David Ammons is president of Retirement Living Associates, Inc. (RLA), a company which provides planning, development, marketing, and management services for new and existing retirement communities. He has worked in and with Senior Living Communities since his graduation from Wake Forest University in 1985. Contact David Ammons at david@rlainc.com or 919-783-0044 ext 21.

I hope not to overwhelm the reader of this article with statistics and (more than a few) examples, because the impact of cost increases in both inflation and staffing vary by location, type of community, and management decisions.
Over my 37 years of involvement in the retirement community industry, I thought I had learned not to let a few events or factors cause panic. But the reality of inflation’s impact to tangible purchases like food, supplies, gasoline, as well as other items like Property Insurance and Liability Insurance are frightening. Perhaps things have begun to level, I know some say the worse may be behind us, but Senior industry news and opinions are speculating that where we may have seen increases in property insurance over 25% in 2022 that may be less than half of what 2023 or 2024 has in store for us.

The most recent Social Security and Supplemental Security Income (SSI) benefits for over 70 million Americans increased 8.7% in 2023. That has been received as great news by many folks. I would hasten to point out, however, that the cost-of-living adjustments that create that increase are real and are based on actual costs increasing. As a person in retirement community management I am often asked about why one of our communities is increasing fees to residents by a certain amount. The answer is simple in my mind, as I often share that the increase in costs are not costs created by a community, but are the same increases paid by folks living in their private homes. Whether the example is milk or fertilizer, increases are felt by all and somewhat accumulated in a community setting.
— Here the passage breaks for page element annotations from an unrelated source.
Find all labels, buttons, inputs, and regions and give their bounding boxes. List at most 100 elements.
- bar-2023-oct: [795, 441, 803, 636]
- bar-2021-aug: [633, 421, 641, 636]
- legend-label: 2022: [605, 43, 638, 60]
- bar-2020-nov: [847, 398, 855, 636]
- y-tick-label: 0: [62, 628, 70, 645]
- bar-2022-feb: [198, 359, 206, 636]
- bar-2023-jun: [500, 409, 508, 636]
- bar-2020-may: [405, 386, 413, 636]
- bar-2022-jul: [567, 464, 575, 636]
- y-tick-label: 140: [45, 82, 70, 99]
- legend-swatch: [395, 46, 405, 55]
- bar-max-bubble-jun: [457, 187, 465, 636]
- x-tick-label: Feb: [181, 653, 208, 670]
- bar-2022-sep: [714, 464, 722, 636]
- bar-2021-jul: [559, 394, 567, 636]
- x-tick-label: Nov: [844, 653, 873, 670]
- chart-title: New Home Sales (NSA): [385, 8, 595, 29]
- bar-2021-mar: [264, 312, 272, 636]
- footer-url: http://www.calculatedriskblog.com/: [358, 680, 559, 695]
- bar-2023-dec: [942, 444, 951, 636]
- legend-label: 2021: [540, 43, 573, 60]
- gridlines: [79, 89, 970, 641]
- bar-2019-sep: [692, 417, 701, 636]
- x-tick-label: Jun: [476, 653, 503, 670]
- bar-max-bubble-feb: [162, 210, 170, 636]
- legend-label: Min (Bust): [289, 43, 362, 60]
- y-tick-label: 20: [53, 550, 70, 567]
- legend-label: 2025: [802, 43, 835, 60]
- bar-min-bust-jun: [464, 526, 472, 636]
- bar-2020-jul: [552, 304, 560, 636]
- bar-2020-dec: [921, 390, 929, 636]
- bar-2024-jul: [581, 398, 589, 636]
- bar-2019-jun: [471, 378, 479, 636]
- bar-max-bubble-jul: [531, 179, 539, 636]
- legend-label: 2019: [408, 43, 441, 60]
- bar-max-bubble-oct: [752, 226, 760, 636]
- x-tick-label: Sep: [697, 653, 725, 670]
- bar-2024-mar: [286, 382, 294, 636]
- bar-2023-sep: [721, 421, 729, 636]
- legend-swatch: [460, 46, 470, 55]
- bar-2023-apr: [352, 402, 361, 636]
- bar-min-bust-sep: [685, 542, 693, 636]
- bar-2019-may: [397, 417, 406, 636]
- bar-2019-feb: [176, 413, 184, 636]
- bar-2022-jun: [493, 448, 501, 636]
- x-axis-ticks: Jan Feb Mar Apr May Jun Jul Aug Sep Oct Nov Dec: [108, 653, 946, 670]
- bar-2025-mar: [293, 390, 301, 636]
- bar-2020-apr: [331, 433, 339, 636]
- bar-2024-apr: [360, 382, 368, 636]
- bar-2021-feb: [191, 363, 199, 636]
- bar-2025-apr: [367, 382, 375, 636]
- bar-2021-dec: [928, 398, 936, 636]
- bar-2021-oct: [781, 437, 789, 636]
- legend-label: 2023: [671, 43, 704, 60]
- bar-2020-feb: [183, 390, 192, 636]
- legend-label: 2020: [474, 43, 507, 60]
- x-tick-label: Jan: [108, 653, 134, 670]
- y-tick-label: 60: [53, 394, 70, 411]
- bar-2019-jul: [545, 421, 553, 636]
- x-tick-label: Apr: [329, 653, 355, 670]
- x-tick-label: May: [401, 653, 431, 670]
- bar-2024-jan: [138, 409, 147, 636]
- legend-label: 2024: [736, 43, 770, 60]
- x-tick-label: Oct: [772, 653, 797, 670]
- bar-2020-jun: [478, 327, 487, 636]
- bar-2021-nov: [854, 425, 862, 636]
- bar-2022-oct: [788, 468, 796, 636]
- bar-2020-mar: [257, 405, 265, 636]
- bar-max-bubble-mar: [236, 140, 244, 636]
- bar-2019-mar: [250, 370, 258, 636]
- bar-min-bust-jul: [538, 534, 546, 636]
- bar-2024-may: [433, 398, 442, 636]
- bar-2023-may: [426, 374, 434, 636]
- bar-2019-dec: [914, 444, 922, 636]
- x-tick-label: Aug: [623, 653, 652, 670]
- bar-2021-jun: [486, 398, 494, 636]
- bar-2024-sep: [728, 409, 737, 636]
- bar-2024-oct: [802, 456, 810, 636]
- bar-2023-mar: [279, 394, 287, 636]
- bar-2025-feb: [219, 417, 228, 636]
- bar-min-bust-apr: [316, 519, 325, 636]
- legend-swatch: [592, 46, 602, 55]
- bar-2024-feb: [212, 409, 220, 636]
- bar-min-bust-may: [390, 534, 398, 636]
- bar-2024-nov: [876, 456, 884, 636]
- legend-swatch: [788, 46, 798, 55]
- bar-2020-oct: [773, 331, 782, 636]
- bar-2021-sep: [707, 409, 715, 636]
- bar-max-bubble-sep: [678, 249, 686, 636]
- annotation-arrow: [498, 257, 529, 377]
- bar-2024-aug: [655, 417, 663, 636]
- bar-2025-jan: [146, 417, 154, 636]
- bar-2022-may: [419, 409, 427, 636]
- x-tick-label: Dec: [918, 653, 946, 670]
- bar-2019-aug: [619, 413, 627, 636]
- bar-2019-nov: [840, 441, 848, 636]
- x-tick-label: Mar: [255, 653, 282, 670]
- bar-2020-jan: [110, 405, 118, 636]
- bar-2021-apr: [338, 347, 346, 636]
I know of dozens of new communities, and especially expansions of existing communities, that have been cancelled or delayed due to construction cost increases. There are very specific indexes that follow some items, like wood and concrete, and those vary some by region, but a project I am working on now has seen over an 26% increase to the cost of construction in only 13 months.

I, like many folks, am generally very optimistic and these current economic issues will not be “the end” as we know it, but will be adjusted to and factored in to decisions ranging from brand name purchases to distances traveled, etc, etc. A positive upside, that I know many are touting, concerns how current trends will bring some folks back to the work force. Increases occurring now, literally monthly if not weekly, to pay for staff at our communities are worrisome to me, when I know we stepped up a particular jobs pay range and yet we still have only one or two folks apply for a position. As an industry we are exploring every idea we have heard to help attract more folks to our industry and specifically to hands on care type roles.